The output_stats array controls the type of output that the Series-Analysis tool generates. Each flag corresponds to an output line type in the STAT file and is used to specify the comma-separated list of statistics to be computed. Use the column names from the tables listed below to specify the statistics. The output flags correspond to the following types of output line types:

1. FHO for Forecast, Hit, Observation Rates (See :numref:`table_PS_format_info_FHO`)

2. CTC for Contingency Table Counts (See :numref:`table_PS_format_info_CTC`)

3. CTS for Contingency Table Statistics (See :numref:`table_PS_format_info_CTS`)

4. MCTC for Multi-Category Contingency Table Counts (See :numref:`table_PS_format_info_MCTC`)

5. MCTS for Multi-Category Contingency Table Statistics (See :numref:`table_PS_format_info_MCTS`)

6. CNT for Continuous Statistics (See :numref:`table_PS_format_info_CNT`)

7. SL1L2 for Scalar L1L2 Partial Sums (See :numref:`table_PS_format_info_SL1L2`)

8. SAL1L2 for Scalar Anomaly L1L2 Partial Sums climatological data is supplied (See :numref:`table_PS_format_info_SAL1L2`)
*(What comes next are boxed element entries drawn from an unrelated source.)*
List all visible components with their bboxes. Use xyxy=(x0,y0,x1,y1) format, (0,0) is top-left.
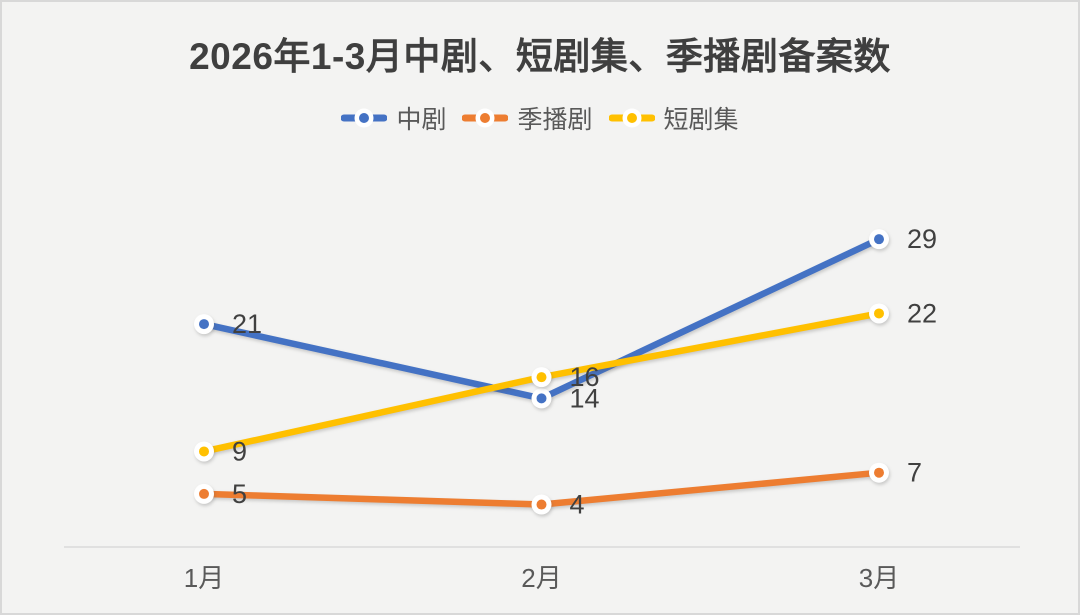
x-axis-label: 1月 xyxy=(184,563,224,593)
legend-marker-icon xyxy=(341,108,388,128)
data-point xyxy=(874,308,884,319)
data-point xyxy=(199,446,209,457)
data-point xyxy=(199,488,209,499)
legend-marker-icon xyxy=(608,108,655,128)
data-label: 4 xyxy=(570,490,585,520)
data-point xyxy=(874,467,884,478)
legend-item-1: 季播剧 xyxy=(462,100,593,136)
legend-item-2: 短剧集 xyxy=(608,100,739,136)
legend-label: 季播剧 xyxy=(517,106,593,134)
legend-dot xyxy=(626,113,637,123)
x-axis-label: 2月 xyxy=(521,563,561,593)
legend-label: 短剧集 xyxy=(663,106,739,134)
data-label: 16 xyxy=(570,362,600,392)
legend-dot xyxy=(480,113,491,123)
chart-legend: 中剧 季播剧 短剧集 xyxy=(2,100,1078,136)
data-label: 29 xyxy=(907,224,937,254)
data-label: 9 xyxy=(232,436,247,466)
data-point xyxy=(536,393,547,404)
data-point xyxy=(536,372,547,383)
data-label: 22 xyxy=(907,298,937,328)
data-label: 21 xyxy=(232,309,262,339)
legend-marker-icon xyxy=(462,108,509,128)
x-axis-label: 3月 xyxy=(859,563,899,593)
data-label: 7 xyxy=(907,458,922,488)
data-point xyxy=(874,234,884,245)
legend-dot xyxy=(359,113,370,123)
legend-label: 中剧 xyxy=(396,106,447,134)
data-point xyxy=(199,319,209,330)
legend-item-0: 中剧 xyxy=(341,100,446,136)
data-point xyxy=(536,499,547,510)
data-label: 14 xyxy=(570,383,600,413)
chart-title: 2026年1-3月中剧、短剧集、季播剧备案数 xyxy=(189,36,891,77)
data-label: 5 xyxy=(232,479,247,509)
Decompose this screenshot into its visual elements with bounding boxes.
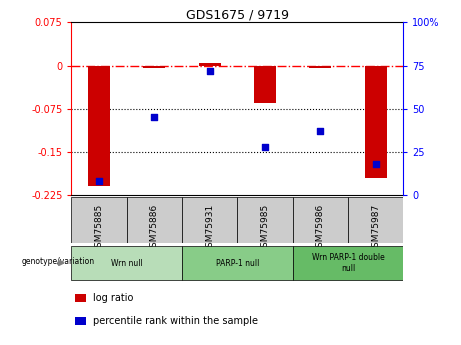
- Bar: [293, 246, 403, 280]
- Text: GSM75985: GSM75985: [260, 204, 270, 253]
- Bar: [365, 66, 387, 178]
- Bar: [143, 66, 165, 68]
- Bar: [75, 317, 86, 325]
- Point: [206, 68, 213, 73]
- Bar: [127, 197, 182, 243]
- Bar: [182, 197, 237, 243]
- Bar: [309, 66, 331, 68]
- Bar: [182, 246, 293, 280]
- Bar: [254, 66, 276, 103]
- Bar: [199, 63, 221, 66]
- Text: Wrn null: Wrn null: [111, 258, 142, 268]
- Point: [317, 128, 324, 134]
- Title: GDS1675 / 9719: GDS1675 / 9719: [186, 8, 289, 21]
- Point: [372, 161, 379, 167]
- Point: [95, 178, 103, 184]
- Text: PARP-1 null: PARP-1 null: [216, 258, 259, 268]
- Text: GSM75886: GSM75886: [150, 204, 159, 253]
- Bar: [348, 197, 403, 243]
- Text: log ratio: log ratio: [93, 293, 133, 303]
- Text: percentile rank within the sample: percentile rank within the sample: [93, 316, 258, 326]
- Text: genotype/variation: genotype/variation: [21, 257, 95, 266]
- Text: GSM75885: GSM75885: [95, 204, 104, 253]
- Bar: [237, 197, 293, 243]
- Bar: [75, 294, 86, 302]
- Text: GSM75931: GSM75931: [205, 204, 214, 253]
- Bar: [293, 197, 348, 243]
- Point: [151, 115, 158, 120]
- Point: [261, 144, 269, 149]
- Bar: [88, 66, 110, 186]
- Bar: [71, 197, 127, 243]
- Bar: [71, 246, 182, 280]
- Text: GSM75986: GSM75986: [316, 204, 325, 253]
- Text: GSM75987: GSM75987: [371, 204, 380, 253]
- Text: Wrn PARP-1 double
null: Wrn PARP-1 double null: [312, 253, 384, 273]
9. PCT for Contingency Table Counts for Probabilistic forecasts (See :numref:`table_PS_format_info_PCT`)

10. PSTD for Contingency Table Statistics for Probabilistic forecasts (See :numref:`table_PS_format_info_PSTD`)

11. PJC for Joint and Conditional factorization for Probabilistic forecasts (See :numref:`table_PS_format_info_PJC`)

12. PRC for Receiver Operating Characteristic for Probabilistic forecasts (See :numref:`table_PS_format_info_PRC`)

13. GRAD for Gradient Statistics (See :numref:`table_GS_format_info_GRAD`)

.. note:: When the -input option is used, all partial sum and contingency table count columns are required to aggregate statistics across multiple runs. To facilitate this, the output_stats entries for the CTC, SL1L2, SAL1L2, PCT, and GRAD line types can be set to "ALL" to indicate that all available columns for those line types should be written.